Trotz inzwischen wieder gestiegener Umfragewerte gilt es für die Christdemokraten daher, unbedingt eine Wiederholung des Bundestags-Wahlergebnisses vom September 2017, bei dem die AfD in Sachsen ganz knapp vor der CDU landete, zu verhindern. CDU-"General" Alexander Dierks setzt auf eine zweigeteilte Strategie, um Vertrauen zurückzugewinnen:
"Indem wir die Probleme lösen, die es im Land gibt, wir auch demütig sind, auch zugeben, dass wir in der Vergangenheit – und ich glaube, das liegt in der Natur der Sache, wenn man fast 28 Jahre regiert – auch Fehler gemacht haben, dass wir nicht immer alles richtig gemacht haben, dass wir das auch korrigieren, und dass wir da mit neuem Schwung vorangehen."
Doch auch die Sachsen-AfD macht mobil und hat jüngst proklamiert, 2019 die Macht im Freistaat übernehmen zu wollen. Dazu werde man die Kräfte bündeln und künftig mit Pegida, der islam- und europafeindlichen Bürgerbewegung, zusammenarbeiten - ungeachtet des bisher noch geltenden Kooperationsverbots der Bundes-AfD.
Pegida-Anhänger lassen sich allerdings nur schwer mit rationalen Argumenten erreichen, das weiß auch CDU-Generalsekretär Dierks.
Masterplan für ländliche Regionen
Populistische Thesen mit Populismus beantworten will er keinesfalls, wohl aber mit Emotion und positiven Botschaften: "Politik ist – glaube ich – immer eine Mischung aus Botschaften für den Kopf und Botschaften für den Bauch. Man muss auch immer das Herz ansprechen. Politik hat immer viel mit Emotionalität zu tun, mit Gefühl, mit Wahrnehmung."
Wahrnehmung und Problembewusstsein verlangt auch Ulf Solheid. Den Kölner hat vor vielen Jahren die Liebe nach Reichenbach gezogen.

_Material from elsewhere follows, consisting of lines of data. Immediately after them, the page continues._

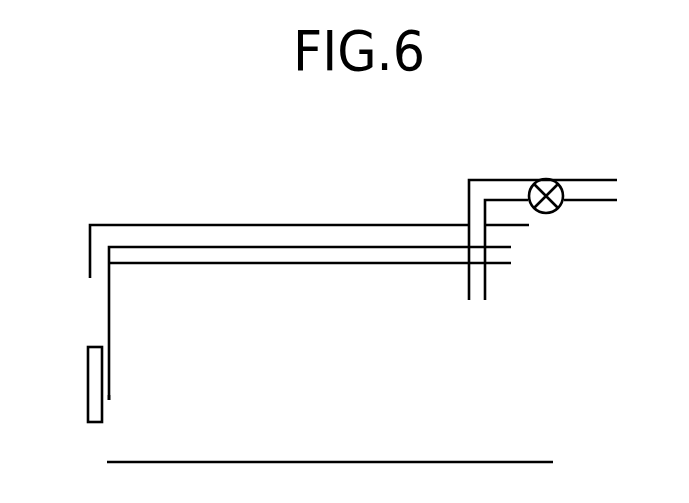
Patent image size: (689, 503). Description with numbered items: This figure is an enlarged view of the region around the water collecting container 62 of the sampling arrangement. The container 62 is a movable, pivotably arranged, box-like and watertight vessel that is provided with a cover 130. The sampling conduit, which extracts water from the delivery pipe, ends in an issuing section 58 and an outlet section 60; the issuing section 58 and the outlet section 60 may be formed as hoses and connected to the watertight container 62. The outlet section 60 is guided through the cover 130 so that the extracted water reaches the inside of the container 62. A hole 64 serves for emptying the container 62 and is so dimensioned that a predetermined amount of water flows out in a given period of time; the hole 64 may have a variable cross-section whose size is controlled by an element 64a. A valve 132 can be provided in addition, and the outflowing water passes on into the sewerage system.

The cover 130 is at (261, 226).
The issuing section 58 is at (499, 178).
The outlet section 60 is at (468, 211).
The valve 132 is at (557, 180).
The water collecting container 62 is at (325, 352).
The hole 64 is at (107, 421).
The element 64a is at (88, 381).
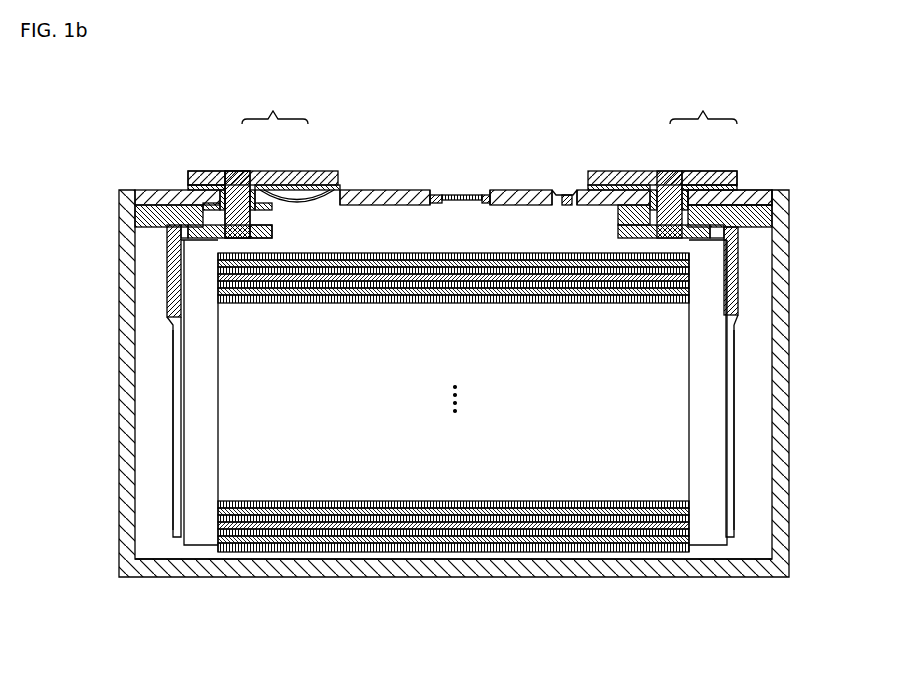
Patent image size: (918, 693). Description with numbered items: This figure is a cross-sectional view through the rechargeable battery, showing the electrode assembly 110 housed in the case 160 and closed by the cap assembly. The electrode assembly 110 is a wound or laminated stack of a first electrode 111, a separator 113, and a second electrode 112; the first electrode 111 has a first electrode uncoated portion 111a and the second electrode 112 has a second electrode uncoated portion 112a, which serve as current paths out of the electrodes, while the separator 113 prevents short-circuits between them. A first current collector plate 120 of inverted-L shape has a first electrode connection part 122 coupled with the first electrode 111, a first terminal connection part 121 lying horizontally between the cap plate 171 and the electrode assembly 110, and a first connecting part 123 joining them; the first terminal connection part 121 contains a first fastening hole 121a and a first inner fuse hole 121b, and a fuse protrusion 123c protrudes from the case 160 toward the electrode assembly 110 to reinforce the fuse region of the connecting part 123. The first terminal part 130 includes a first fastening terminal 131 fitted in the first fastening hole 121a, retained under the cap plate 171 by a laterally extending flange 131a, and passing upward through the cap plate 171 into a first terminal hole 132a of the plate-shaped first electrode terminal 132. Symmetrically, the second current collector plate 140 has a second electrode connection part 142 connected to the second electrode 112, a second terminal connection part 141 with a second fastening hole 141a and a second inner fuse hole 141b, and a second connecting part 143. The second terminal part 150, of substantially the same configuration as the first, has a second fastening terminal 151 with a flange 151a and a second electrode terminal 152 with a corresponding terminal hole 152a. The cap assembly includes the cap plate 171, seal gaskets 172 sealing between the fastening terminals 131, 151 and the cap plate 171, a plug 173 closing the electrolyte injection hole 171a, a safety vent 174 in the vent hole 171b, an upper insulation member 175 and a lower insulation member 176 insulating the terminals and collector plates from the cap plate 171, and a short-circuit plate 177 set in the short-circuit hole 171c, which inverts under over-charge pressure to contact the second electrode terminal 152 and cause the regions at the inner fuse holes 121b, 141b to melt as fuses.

The electrode assembly 110 is at (453, 444).
The first electrode 111 is at (507, 553).
The first electrode uncoated portion 111a is at (708, 548).
The second electrode 112 is at (405, 553).
The second electrode uncoated portion 112a is at (199, 546).
The separator 113 is at (455, 553).
The first current collector plate 120 is at (736, 363).
The first terminal connection part 121 is at (712, 272).
The first fastening hole 121a is at (738, 284).
The first inner fuse hole 121b is at (738, 178).
The first electrode connection part 122 is at (738, 437).
The first connecting part 123 is at (740, 233).
The fuse protrusion 123c is at (742, 318).
The first terminal part 130 is at (703, 106).
The first fastening terminal 131 is at (669, 171).
The flange 131a is at (622, 224).
The first electrode terminal 132 is at (720, 171).
The first terminal hole 132a is at (663, 185).
The second current collector plate 140 is at (172, 361).
The second terminal connection part 141 is at (180, 184).
The second fastening hole 141a is at (200, 237).
The second inner fuse hole 141b is at (188, 178).
The second electrode connection part 142 is at (180, 436).
The second connecting part 143 is at (170, 292).
The second terminal part 150 is at (275, 106).
The second fastening terminal 151 is at (245, 171).
The flange 151a is at (282, 226).
The second electrode terminal 152 is at (293, 171).
The second terminal plate lower part 152a is at (233, 184).
The case 160 is at (329, 559).
The cap plate 171 is at (399, 190).
The electrolyte injection hole 171a is at (560, 205).
The vent hole 171b is at (457, 205).
The short-circuit hole 171c is at (322, 206).
The seal gasket 172 is at (221, 188).
The plug 173 is at (567, 193).
The safety vent 174 is at (486, 190).
The upper insulation member 175 is at (338, 171).
The lower insulation member 176 is at (140, 218).
The short-circuit plate 177 is at (315, 171).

Er ist ein Fan Sachsens und der Vogtlandregion; derzeit aber ziemlich sauer auf die CDU-geführte Landesregierung.
Sie habe zugelassen, dass ländliche Regionen ins Abseits gerieten, beklagt der Jurist: "Wir haben keine Perspektiven! Ich bin Anwalt in dieser Stadt Reichenbach und nehme heute als Anwalt aus der Presse zur Kenntnis, dass das letzte Postamt in der Innenstadt geschlossen wird. Wenn hier nichts geschieht, darf sich niemand wundern, dass rechte, populistische Kräfte die Oberhand gewinnen und das Land einem Niedergang entgegen geht!"
Der Abkopplung ländlicher Regionen will die schwarz-rote Koalition in Sachsen mit einem Masterplan entgegenwirken, kündigt Ministerpräsident Kretschmer an diesem Abend an. Darin geht es um viel Geld für Breitband und Infrastruktur. Doch die Mühlen der Behörden mahlen langsam. Bürgermeister und Bürger sind ungeduldig, viele misstrauisch: "Er hat ein junges, dynamisches Auftreten, er hat sich viele Ziele gesetzt, und jetzt werden wir ihn an den Zielen messen."
Die Entwicklung in Sachsen habe durchaus Signalwirkung auch für andere Bundesländer, sagt der Dresdner Politwissenschaftler Werner Patzelt, denn "im Osten werden die gleichen Probleme intensiver wahrgenommen als im Westen. Infolgedessen kann man dann tatsächlich vom Osten, wenn man ihn als ein Frühwarnsystem begreift, ziemlich schnell etwas lernen. Hier läuten die Warnglocken eher als anderswo in Deutschland."